Academic analysis of comedy is no laughing matter. But Gatrell has an enviably light touch as well as an agreeably radical stance. He relishes "cheeringly offensive" attacks on the Prince Regent. He likes the besmirching of reactionary judges, as foreshadowed in his prize-winning book The Hanging Tree. He finds the old, earthy merriment candid, life-affirming and redemptive. He enjoys the "carnivalesque belly-laughter" of the 20,000 satirical prints that appeared in London during this period. Most have never been seen again and Gatrell reproduces nearly 300, to give his history an indispensable visual dimension. The images are admirably integrated with the text, which in some ways echoes them.

Gatrell's prose is an idiosyncratic mixture of demotic and didactic; it's pertinent rather than elegant, giving the impression that he is thinking aloud. His penetration becomes obvious once you try to interpret the prints without his commentary. It explains not only their immediate purpose but the social changes and cultural shifts they represent. These were complex and their significance is still contested, like that of the 1790s sartorial revolution. Then, fashionable women went bare-breasted, evidently a form of emancipation, and men abandoned colourful silk, satin and lace for the subfusc they still wear, apparently an assertion of masculinity.

At the same time the libertine tradition, obverse of Augustan refinement, was in the ascendant. This was reflected in club life. At Brooks', where Charles James Fox was challenged to write his Essay on Wind (farting), the betting book records this wager: "Ld Cholmondely has given two guineas to Ld Derby, to receive 500 g[uinea]s whenever his lordship fucks a woman in a balloon one thousand yards from the earth." At Anstruther, in Scotland, members of a club called the Beggar's Benison went in for "lectures on sex, much drink, collective masturbation and half-naked posture girls dancing on a table". The Prince of Wales was given membership and, as king, he allegedly presented the club with a snuff-box of his mistress's pubic hair.

The licensed jesting of print engravers was equally scabrous. Unlike Hogarth, Gillray, Rowlandson and the Cruikshanks did not moralise. They satirised, sometimes celebrating London as a kaleidoscopic burlesque full of "fun, frolic, fashion and flash", sometimes assailing the vices of leading figures with cruel and obscene gusto. Gillray skewered "the bottomless Pitt" as a vulture, huckster, drunkard, toadstool, sleepwalker, glutton, highwayman and Death on a white horse. Aware that such critics were malicious not seditious, and that anyway he could buy them (as he eventually did Gillray) with secret service money, Pitt dismissed the prints as "one of the harmless popguns of a free press".

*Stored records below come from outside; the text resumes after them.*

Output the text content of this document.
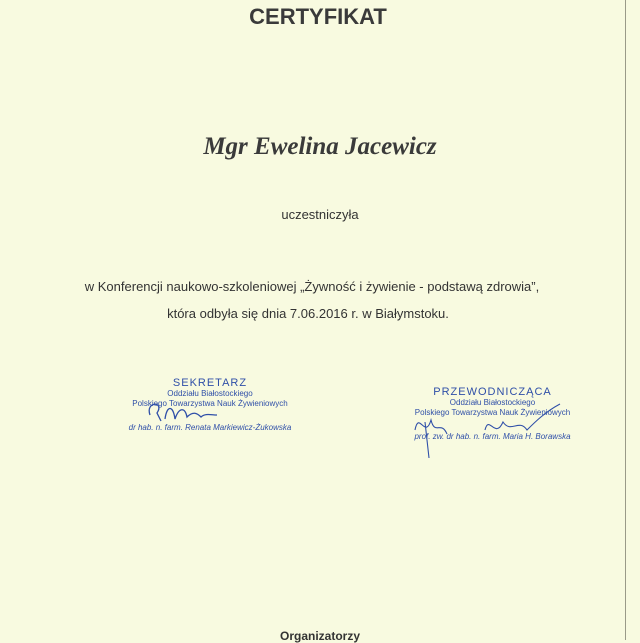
CERTYFIKAT
Mgr Ewelina Jacewicz
uczestniczyła
w Konferencji naukowo-szkoleniowej „Żywność i żywienie - podstawą zdrowia”,
która odbyła się dnia 7.06.2016 r. w Białymstoku.
SEKRETARZ
Oddziału Białostockiego
Polskiego Towarzystwa Nauk Żywieniowych
dr hab. n. farm. Renata Markiewicz-Żukowska
PRZEWODNICZĄCA
Oddziału Białostockiego
Polskiego Towarzystwa Nauk Żywieniowych
prof. zw. dr hab. n. farm. Maria H. Borawska
Organizatorzy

Their fire became more furious during the Regency, reaching a climax during the divorce proceedings against Queen Caroline. Then it fizzled out. This was not just the result of massive royal bribery, a more effective tool against image-makers than prosecutions (which silenced radical writers). It resulted from the rise of respectability. That stemmed from Evangelicalism, the association of libertinism with Jacobinism, the march of progress, the beginnings of political reform, the increasing control of the poor (who "have no business to laugh"), and the spread of sensibility, especially among women with a "rampant passion for chastity". Nowadays, Byron quipped, "Cant is so much stronger than Cunt".

As this suggests, the libertines fought back; but they were overtaken by a moral revolution that became Victorian prudishness. The satirical prints of the 1820s contained not a single fart or buttock. And they gave way to the insipid cartoons of Punch, whose comic muse, Thackeray noted, had been "washed, combed, clothed and taught... good manners". All in all, Gatrell's story is one of intense interest and importance. No one else could have told it with his combination of knowledge, insight and vivacity. He has produced a masterpiece.